The omnibus package includes a provision to overturn funding formulas that the Senate and House carefully negotiated in the reauthorization of Ryan White Comprehensive AIDS Resources Emergency (CARE) Act in 2006. Enzi worked on those funding formulas to ensure all states were treated fairly, especially rural areas and the South, where the disease is spreading most rapidly. Enzi’s 2007 amendment, identical to this year’s omnibus amendment, passed the Senate by a vote of 65-28. House Democratic Leadership inserted a provision in the omnibus appropriations bill, H.R. 1105, that would put funding for Ryan White at levels prior to the 2006 changes. Those formulas favor cities like San Francisco that have a longer history of AIDS infections over states where the disease is now spreading.
“This exact amendment passed the Senate two years ago and now it was voted down by strict party lines.
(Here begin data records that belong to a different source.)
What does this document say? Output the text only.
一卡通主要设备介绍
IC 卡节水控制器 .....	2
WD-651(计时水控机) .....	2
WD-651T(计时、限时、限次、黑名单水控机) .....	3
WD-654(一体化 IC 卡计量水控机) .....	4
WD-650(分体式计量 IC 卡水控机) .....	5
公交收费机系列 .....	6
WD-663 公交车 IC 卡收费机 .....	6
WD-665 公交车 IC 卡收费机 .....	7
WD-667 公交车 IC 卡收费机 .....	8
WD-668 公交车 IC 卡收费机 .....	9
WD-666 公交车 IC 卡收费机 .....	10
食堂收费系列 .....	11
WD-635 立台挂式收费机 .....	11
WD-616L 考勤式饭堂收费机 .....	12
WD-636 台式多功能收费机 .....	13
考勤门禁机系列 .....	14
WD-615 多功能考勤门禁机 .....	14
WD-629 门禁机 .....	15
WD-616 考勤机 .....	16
If this is bipartisanship and change in action then we’re in trouble. It is unfortunate that HIV/AIDS patients are turning into pawns for leadership to score political points,” said Enzi.
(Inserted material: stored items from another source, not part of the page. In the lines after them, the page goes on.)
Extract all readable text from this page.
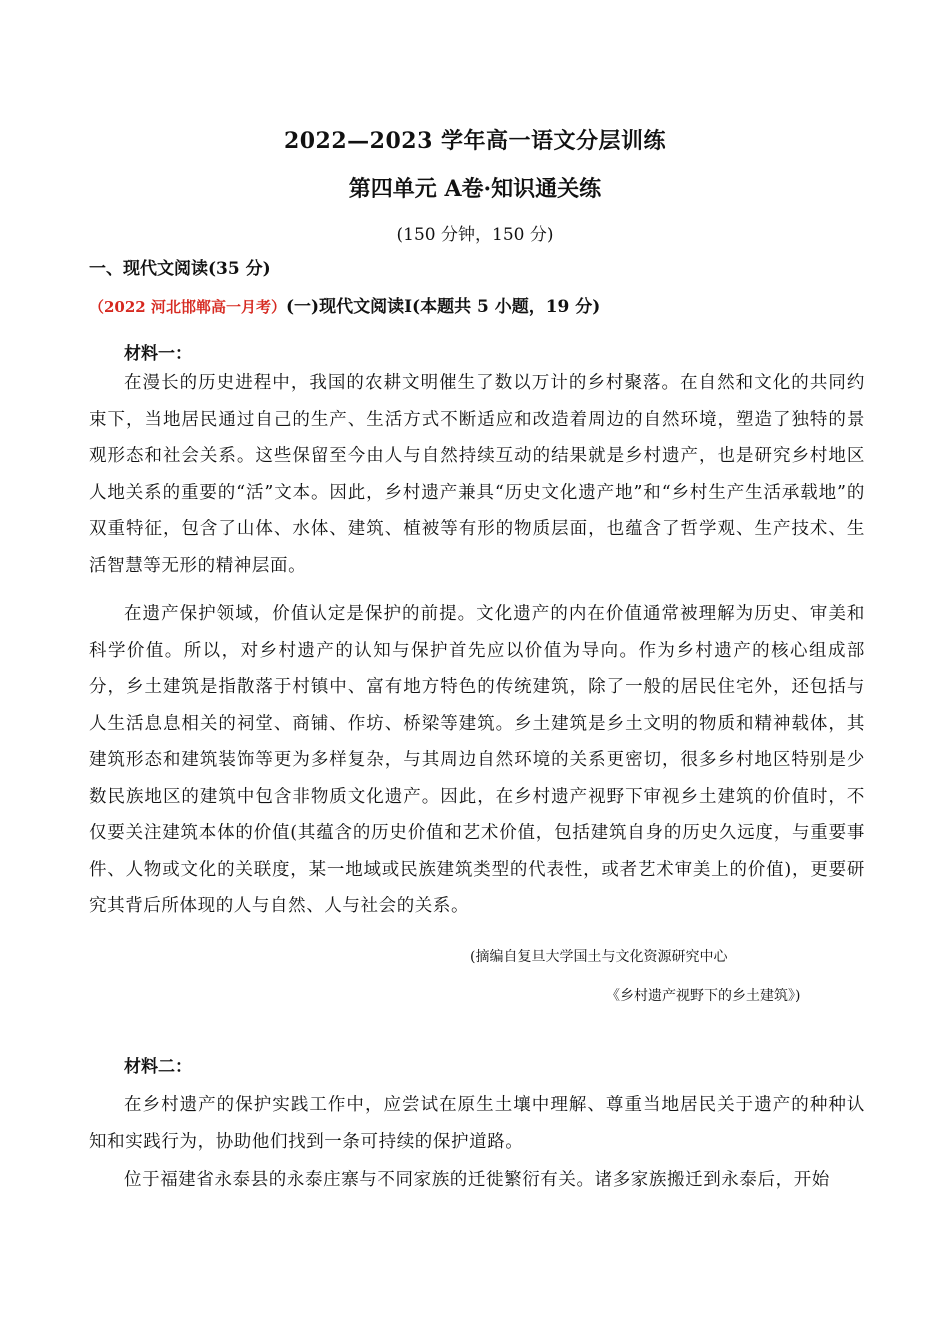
2022—2023 学年高一语文分层训练
第四单元 A卷·知识通关练
(150 分钟，150 分)
一、现代文阅读(35 分)
（2022 河北邯郸高一月考）(一)现代文阅读Ⅰ(本题共 5 小题，19 分)
材料一：

在漫长的历史进程中，我国的农耕文明催生了数以万计的乡村聚落。在自然和文化的共同约束下，当地居民通过自己的生产、生活方式不断适应和改造着周边的自然环境，塑造了独特的景观形态和社会关系。这些保留至今由人与自然持续互动的结果就是乡村遗产，也是研究乡村地区人地关系的重要的“活”文本。因此，乡村遗产兼具“历史文化遗产地”和“乡村生产生活承载地”的双重特征，包含了山体、水体、建筑、植被等有形的物质层面，也蕴含了哲学观、生产技术、生活智慧等无形的精神层面。

在遗产保护领域，价值认定是保护的前提。文化遗产的内在价值通常被理解为历史、审美和科学价值。所以，对乡村遗产的认知与保护首先应以价值为导向。作为乡村遗产的核心组成部分，乡土建筑是指散落于村镇中、富有地方特色的传统建筑，除了一般的居民住宅外，还包括与人生活息息相关的祠堂、商铺、作坊、桥梁等建筑。乡土建筑是乡土文明的物质和精神载体，其建筑形态和建筑装饰等更为多样复杂，与其周边自然环境的关系更密切，很多乡村地区特别是少数民族地区的建筑中包含非物质文化遗产。因此，在乡村遗产视野下审视乡土建筑的价值时，不仅要关注建筑本体的价值(其蕴含的历史价值和艺术价值，包括建筑自身的历史久远度，与重要事件、人物或文化的关联度，某一地域或民族建筑类型的代表性，或者艺术审美上的价值)，更要研究其背后所体现的人与自然、人与社会的关系。

(摘编自复旦大学国土与文化资源研究中心
《乡村遗产视野下的乡土建筑》)
材料二：

在乡村遗产的保护实践工作中，应尝试在原生土壤中理解、尊重当地居民关于遗产的种种认知和实践行为，协助他们找到一条可持续的保护道路。

位于福建省永泰县的永泰庄寨与不同家族的迁徙繁衍有关。诸多家族搬迁到永泰后，开始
Enzi said this change in the omnibus bill does not allow money to follow the patient; it allows money to follow those who are in power.
On another front of the HIV/AIDS issue, the newest step towards an HIV vaccine is starting to show promise:
With the support of the National Institutes of Health, the Arnolds and their team have been able to take a piece of HIV that is involved with helping the virus enter cells, put it on the surface of a common cold virus, and then immunize animals with it. They found that the animals made antibodies that can stop an unusually diverse set of HIV isolates or varieties....but a lot of possibilities have shown promise, so this is, as yet, of undetermined significance. Not until we get a good, strong, human study will we know much more than this.
Some researchers have previously been able to elicit effective antibodies, but usually only against a very limited number of HIV types. With HIV’s known propensity to mutate, antibodies developed against one local strain may not recognize and combat mutant varieties elsewhere. These geographic varieties with different mutations constitute one of the great challenges to finding a broad spectrum vaccine capable of protecting against the vast array of HIV varieties.
The approach taken by the Arnolds and their colleagues has been to identify a part of the AIDS virus that is crucial to its viability – something the virus needs in order to complete its life cycle – and then target this Achilles heel.
“The part that we targeted plays a role in the ability of HIV to enter cells, and is common to most HIV varieties,” Gail Ferstandig Arnold said. “That is a mechanism that would not be easy for the virus to reinvent on the fly, so it turns out to be a really helpful target.”